Tuesday, April 22, 2008

Happy Birthday Savannah!


10 years ago...

Nashville had just been hit by a tornado and I was eating Cadbury mini eggs by the pound while on 'bed-rest'. I was thirty seven weeks pregnant and it was not pretty. My blood pressure was through the roof and, in addition to the seventy pounds of actual weight I had gained (mostly due to Cadbury), I was also puffed up like a blowfish with severe edema. Did I mention that it wasn't pretty?

I had my weekly doctor's appointment Monday 4/21/98. Ryan was out of town and unexpectedly returned just as I was pulling out of the driveway. He rarely got to make it to a an appointment with me so he was really happy to make it in time. Once we got to the doctor's office, I had the usual checks and was planning on returning the following week just as I had been doing for the past two months. My doc had other plans. She asked me to go to the hospital for a fetal stress test. The receptionist asked me as we were leaving, "Is she going to deliver you today?" Ryan and I both laughed. "Of course not." I said. "She just wants me to have another stress test." I had already had that test done several weeks earlier and honestly, we were so naive, we just didn't realize that 37 weeks is considered full term and that my doc had no intention of letting my pregnancy progress any further.

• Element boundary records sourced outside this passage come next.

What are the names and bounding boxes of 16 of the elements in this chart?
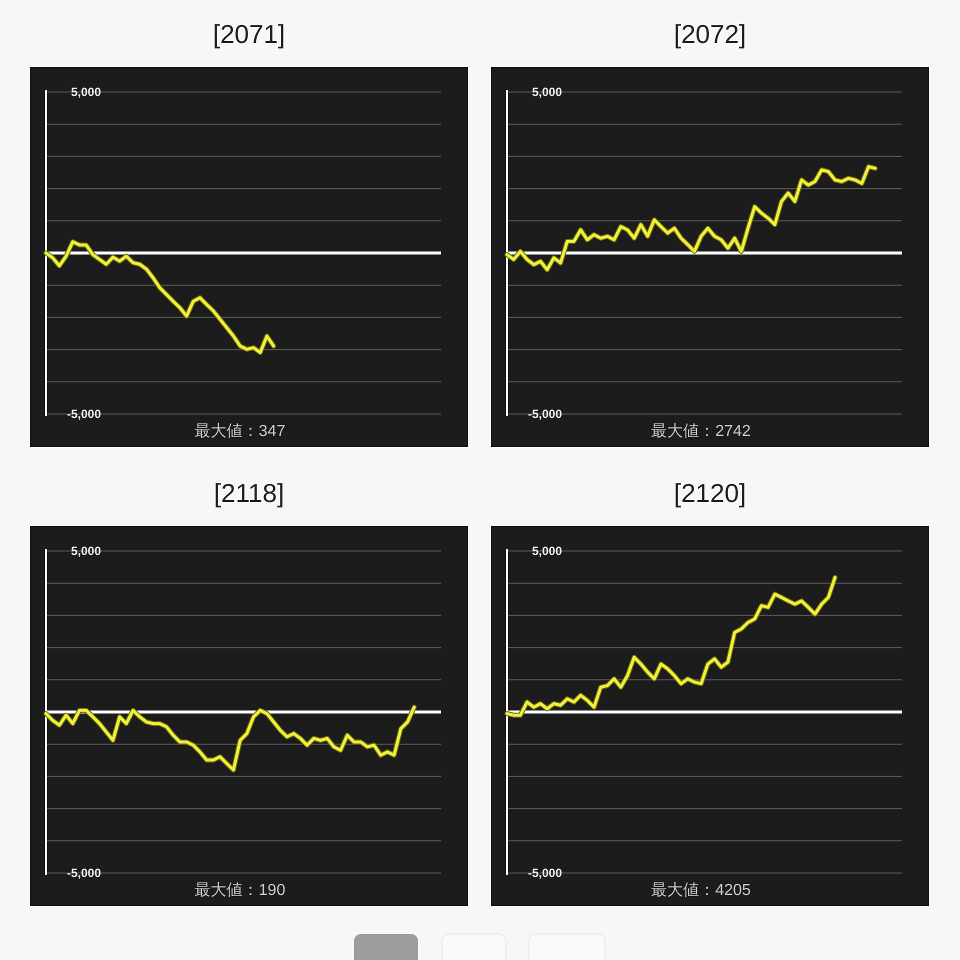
y-tick-label: 5,000 [70, 544, 102, 558]
text: 最大値：4205 [651, 881, 751, 899]
y-tick-label: 5,000 [70, 85, 102, 99]
y-tick-label: -5,000 [528, 866, 562, 880]
chart-title: [2072] [674, 19, 746, 49]
text: 最大値：190 [194, 881, 286, 899]
y-tick-label: 5,000 [532, 544, 562, 558]
chart-title: [2120] [674, 478, 746, 508]
y-tick-label: -5,000 [66, 407, 102, 421]
text: 最大値：2742 [651, 422, 751, 440]
chart-title: [2118] [214, 478, 284, 508]
text: 最大値：347 [194, 422, 286, 440]
y-tick-label: -5,000 [66, 866, 102, 880]
y-tick-label: -5,000 [528, 407, 562, 421]
y-tick-label: 5,000 [532, 85, 562, 99]
chart-title: [2071] [212, 19, 286, 49]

We stopped by McDonalds on the way to the hospital. If I had known that I would not be eating again for four days, I would definitely have gotten the McFlurry. We arrived at the hospital, had the stress test and just as I was planning to leave I overheard the nurse on the phone with my doctor. They weren't planning on my leaving that hospital without a baby. It seems silly to say that after years of dreaming about having a baby and 37 weeks of being pregnant that I was completely unprepared for this moment. But it's true. I was planning to be pregnant for at least another month. (First babies are always late, right?)

The nurses got me set up in a room and begin an IV of Pitocin to start the labor and Magnesium to keep my blood pressure from killing me. The magnesium makes you really hot so the hospital room was like the Arctic which made me comfortable but everyone else not so much. Unfortunately, the nurses failed to mention that the magnesium would make labor much slower. So assuming the baby would arrive late Monday night, all my family assembled at the hospital. They paraded in and out of my room and as I was feeling hardly any contractions, we all had a pretty good time. Around 8PM, my doctor arrived and broke my water. Good time = OVER.

Over the next twelve hours, I stayed in fairly constant pain and made ridiculously little progress in my labor. The nurses finally gave me a shot of some delightful drug the next morning and I was able to get a couple hours of sleep. (Just prior to this when I was really exhausted and my judgement was clouded by pain, I had watched Ryan sleeping in the chair beside my bed and had carefully planned on ways to get my IV out and kill him with it. Let's just say I needed that shot, OK?)

A few hours later, I got the epidural. A few hours later, I started pushing. A few hours later, I was still pushing. I was really convinced, at this point, that we should all just go home and try this another day. Some strange man came into the room (Ryan told me later it was the anesthesiologist) and placed both hands on the top of my stomach and, literally, pushed Savannah into the world. 4:22PM on 4/22/98.

I would like to tell you that I held her and wept while whispering words of love into her tiny little ears. But actually, I just laid there praying for death. Savannah and I were both pretty exhausted and due to the magnesium meds that I was on, I had to be taken to a recovery unit and she was taken to the nursery.

I languished in that recovery room for the next 24 hours. No baby, no food, no TV and visitors for only 10 minutes per hour. Finally, late Wednesday night, they moved me to a room and brought Savannah to me. We'd had a rocky start but as soon as they handed her to me, it was all over. I don't think I put her down for the next two weeks. After a lifetime of babysitting, daycare work and obsessing over other people's babies, I finally had one all to myself.

1 comment:

Zebraman said...

You should clutch her to your bosom until she pries herself loose. It'll be like old times, eh?